Ashley Walters ile “Adolescence” ve “Manosphere*” Üzerine

Netflix’in eleştirmenler tarafından övgüyle karşılanan dizisi ve yakında çıkacak anı kitabı" Always Winning" hakkında oyuncu Ashley Walters’la konuştuk.

Giriş Tarihi: 10.04.2025 11:30 Güncelleme Tarihi: 15.04.2025 18:01

Yazı Nicole Vassell

Çeviri Zeynep Dallı

Kapak Fotoğrafı Netflix

*erküre; internet tabanlı olarak maskülenlik, erkek hakları üzerinden kadın düşmanı fikirleri yayan grupları ifade eder.

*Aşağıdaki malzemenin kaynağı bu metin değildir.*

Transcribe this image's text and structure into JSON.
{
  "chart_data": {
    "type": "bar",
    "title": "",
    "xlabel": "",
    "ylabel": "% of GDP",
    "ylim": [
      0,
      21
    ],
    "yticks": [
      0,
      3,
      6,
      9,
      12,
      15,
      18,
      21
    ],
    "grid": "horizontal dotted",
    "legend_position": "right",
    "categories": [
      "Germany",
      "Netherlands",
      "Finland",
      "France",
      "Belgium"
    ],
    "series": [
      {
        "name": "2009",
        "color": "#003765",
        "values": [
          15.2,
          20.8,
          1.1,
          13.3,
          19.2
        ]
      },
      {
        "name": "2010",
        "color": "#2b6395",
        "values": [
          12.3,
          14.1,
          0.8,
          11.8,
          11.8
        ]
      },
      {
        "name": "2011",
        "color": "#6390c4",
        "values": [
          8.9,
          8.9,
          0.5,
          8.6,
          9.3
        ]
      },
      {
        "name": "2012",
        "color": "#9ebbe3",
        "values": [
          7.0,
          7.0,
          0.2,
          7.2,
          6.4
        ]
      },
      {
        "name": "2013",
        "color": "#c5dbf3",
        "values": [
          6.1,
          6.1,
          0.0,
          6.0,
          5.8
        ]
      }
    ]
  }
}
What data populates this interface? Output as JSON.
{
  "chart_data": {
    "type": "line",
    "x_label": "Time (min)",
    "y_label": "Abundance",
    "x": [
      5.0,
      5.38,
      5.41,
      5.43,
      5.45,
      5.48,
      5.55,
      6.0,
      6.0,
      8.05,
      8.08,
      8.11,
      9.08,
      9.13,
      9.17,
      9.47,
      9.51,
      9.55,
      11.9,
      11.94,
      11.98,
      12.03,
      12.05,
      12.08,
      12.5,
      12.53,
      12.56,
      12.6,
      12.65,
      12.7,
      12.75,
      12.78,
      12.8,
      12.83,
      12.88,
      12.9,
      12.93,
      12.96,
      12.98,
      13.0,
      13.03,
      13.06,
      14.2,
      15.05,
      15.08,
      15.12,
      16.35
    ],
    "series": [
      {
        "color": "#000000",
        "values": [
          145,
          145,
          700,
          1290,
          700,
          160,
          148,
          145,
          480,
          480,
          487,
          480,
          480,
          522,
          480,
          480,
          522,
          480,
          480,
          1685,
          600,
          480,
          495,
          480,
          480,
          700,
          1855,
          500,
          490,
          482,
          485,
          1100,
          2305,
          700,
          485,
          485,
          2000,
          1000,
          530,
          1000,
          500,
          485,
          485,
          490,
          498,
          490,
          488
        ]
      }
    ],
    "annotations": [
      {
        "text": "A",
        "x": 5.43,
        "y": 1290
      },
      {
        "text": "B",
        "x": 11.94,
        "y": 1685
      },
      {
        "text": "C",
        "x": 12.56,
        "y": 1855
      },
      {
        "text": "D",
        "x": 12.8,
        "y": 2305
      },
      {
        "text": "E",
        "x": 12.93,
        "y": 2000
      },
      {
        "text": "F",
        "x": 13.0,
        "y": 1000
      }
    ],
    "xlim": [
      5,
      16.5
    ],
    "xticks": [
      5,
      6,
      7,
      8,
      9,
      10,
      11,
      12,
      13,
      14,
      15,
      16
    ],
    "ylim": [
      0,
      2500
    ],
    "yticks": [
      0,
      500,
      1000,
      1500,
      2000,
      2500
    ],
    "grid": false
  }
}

Her dönem, İngiltere televizyonlarında ulusal gündeme oturan bir yapım ortaya çıkar. 2024'te "Baby Reindeer" ve "Mr Bates vs The Post Office", ondan önceki yıl "Happy Valley". Ama dünyayı etkisi altına alan işler her zaman çıkmaz.

Bu ay başında Stephen Graham ve Jack Thorne'un birlikte kaleme aldığı sıra dışı gerilim dizisi "Adolescence" yayınlandığında, yalnızca birkaç gün içinde Netflix'in tüm bölgelerinde bir numaraya yerleşti. Yüzlerce inceleme yazısı yayımlandı, İngiltere başbakanı Keir Starmer bile dizinin bıçaklı saldırı vakalarını ve çevrimiçi "manosphere" kültürünün toksik etkilerini ele alışını House of Commons'ta gündeme taşıdı.

"Boiling Point" ve "Malpractice" ile tanınan Philip Barantini'nin yönettiği dizi, her biri bir saat süren ve tek plan çekilen dört bölümden oluşuyor. Hikâye, 13 yaşındaki Jamie Miller'ın (yeni isim Owen Cooper'ın olağanüstü performansıyla) sınıf arkadaşı Katie'yi öldürme suçuyla tutuklanmasıyla başlıyor. Graham, Jamie'nin babası Eddie'yi canlandırırken olaylardan sarsılan bir mahalleyi canlandıran kalabalık bir oyuncu kadrosu yer alıyor.

Ashley Walters ise Jamie'yi tutuklayan ve sorgulayan dedektif Luke Bascombe rolünde. 2023'te "Top Boy" macerasını noktaladıktan sonra, Walters –hem baba hem dede– tamamen farklı bir proje arayışındaydı. Erkeklik, incel altkültürü ve sosyal medya gibi temaları işleyen bu diziyle tam da aradığı şeyi bulmuş.

Öğleye doğru gerçekleşen bir Zoom görüşmesinde Walters'la dizinin yarattığı büyük etki, oyunculuğa olan tutkusu ve müziğe dönüşü hakkında konuştuk.

"Adolescence"in bu kadar ses getireceğini tahmin etmiş miydin?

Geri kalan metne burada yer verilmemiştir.